Sowohl das Beigabenspektrum in den Gräbern, als auch die Tatsache, dass in den einzelnen Hügel meist nur eine Zentralbestattung lag, weisen darauf hin, dass das einzelne Grab und der umgebende Hügel selbst als Wohnstätte des Toten angesehen wurden. In der vorangegangenen mittleren Bronzezeit waren dagegen die oft einzeln oder in kleinen, losen Gruppen stehenden Grabhügel mit zahlreichen, meist radial angeordneten Nachbestattungen versehen. Sie geben sich so als gemeinsamer Bestattungsplatz einer sozialen Gruppe zu erkennen. Diese verlagerten sich meist zusammen mit den Siedlungen. Anders seit der späten Bronzezeit: Die Grabhügelfelder traten an die Stelle der einzelnen Hügel und blieben oft über hunderte von Jahren in Benutzung. Sie waren damit deutlich sichtbar der räumliche und zeitliche Fixpunkt der sozialen Gemeinschaft. Für die im unmittelbaren Umland Lebenden waren dadurch die Ahnen immer gegenwärtig, möglicherweise bestand die Vorstellung, dass sie dort weiter in der Gemeinschaft lebten. Damit kam den Grabhügelfeldern auch ein wichtiger Symbolwert zu. Mit der Berufung auf die Ahnen und die dazugehörigen Traditionen und kultischen Praktiken konnte eine Gemeinschaft mittels der Grabhügelfelder eindrucksvoll ihre Ansprüche nach innen und außen auf das umgebende Land demonstrieren. Die Gräberfelder schufen so eine lokale Identität. Weniger die einzelne Familie als der der Kernfamilie übergeordnete soziale Verband war in dieser Zeit der Träger der kulturellen Identität.
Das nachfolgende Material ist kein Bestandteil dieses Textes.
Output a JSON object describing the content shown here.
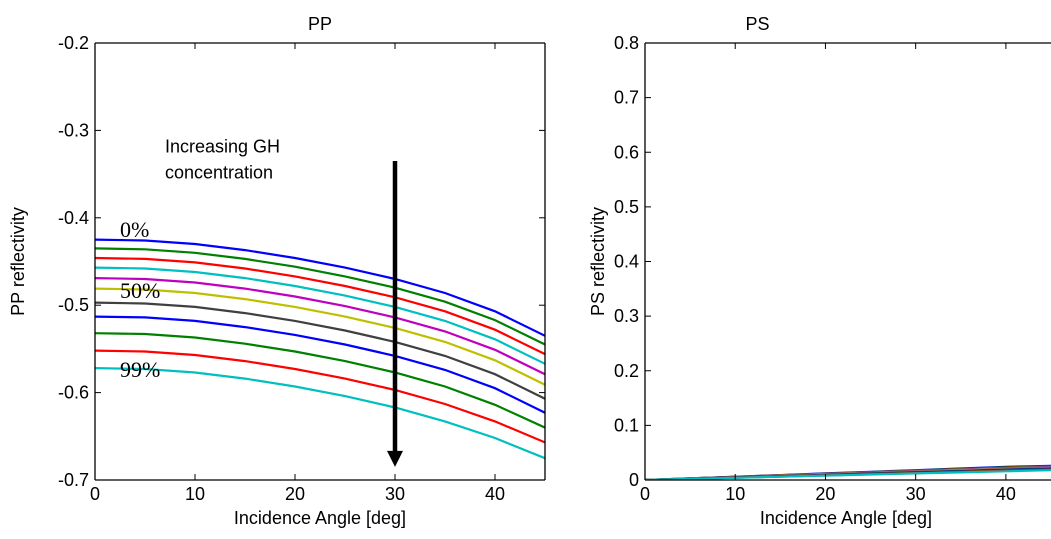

Mit dem Ende der Grabhügelfelder im Laufe der mittleren Eisenzeit machen sich auch deutliche Verschiebungen in den sozialen Gemeinschaften und höchstwahrscheinlich auch den Jenseitsvorstellungen bemerkbar. Diese Veränderungen gingen jedoch nur langsam vonstatten und fanden wahrscheinlich ihren Abschluss erst um die Zeitenwende. Die Gräber waren nicht überhügelte Flachgräber. Statt des Urnengrabes mit dem sorgfältig ausgelesenen Leichenbrand meist ohne Beigaben kam jetzt mehr und mehr eine Bestattung des Leichenbrandes zusammen mit Scheiterhaufenresten in einer Urne (Brandschüttungsgrab) oder ohne Urne (Brandgrubengrab) in Gebrauch. Die wenigen Beigaben kamen jetzt, ebenfalls vom Scheiterhaufenfeuer verbrannt, in das Grab.
Die bis dahin strenge Trennung der Siedlungen von den Grabhügelfeldern scheint sich abzuschwächen. In einigen Fällen kann beobachtet werden, dass Siedlungen der mittleren und späten Eisenzeit unmittelbar bei den älteren Grabhügelfeldern oder sogar in deren Mitte angelegt werden. Die zeitgleichen Gräberfelder waren jetzt klein, meist nur relativ kurz belegt und wohl jeweils nur wenigen Hofeinheiten zugehörig. Oft werden auch sie in den älteren Grabhügeln angelegt. Die Siedlungen entwickelten sich in der späten Eisenzeit langsam von den bekannten Wandersiedlungen zu örtlich stabileren Wohnstätten.
Diese Entwicklungen deuten darauf hin, dass die Rolle der Ahnen im Jenseitsbild der Menschen sich in der mittleren und späten Eisenzeit abermals geändert hatte. Die kleinen und ephemeren Begräbnisplätze zeigen, dass sie nicht mehr den zentralen Platz in der Ahnenverehrung einnahmen. Gleichzeitig muss die größere räumliche Stabilität der Siedlungen und die Abgrenzung von Land und Besitz sich auch in der Vorstellungswelt der Menschen niedergeschlagen haben. An die Stelle der Begräbnisplätze als zentralem Punkt der Ahnenverehrung und damit als Mittel zur Selbstvergewisserung der lokalen sozialen Verbände traten jetzt möglicherweise lokale oder sogar regional ausstrahlende Naturheiligtümer. Diese waren weitaus besser geeignet größere Personenverbände als bisher ideologisch zu integrieren. Die Bestattungsgemeinschaften sind nun wohl wieder die einzelnen Familien, die jetzt auch eine größere Rolle im Anspruch auf das umgebende Land gespielt haben. Gleichzeitig scheinen diese Familien jetzt fester in die größeren Sozialverbände eingebunden gewesen zu sein.
Können wir aufgrund der Quellenlage also nur wenig sicheres über die genaue Jenseitsvorstellung der Bronze- und Eisenzeit in unserem Raume aussagen, zeigen die gleichen Quellen doch umso mehr, wie sich Gesellschaftsstrukturen und das Bild der Menschen von sich selbst und ihrer Gemeinschaft im Laufe der vorchristlichen Jahrhunderte verändert hat.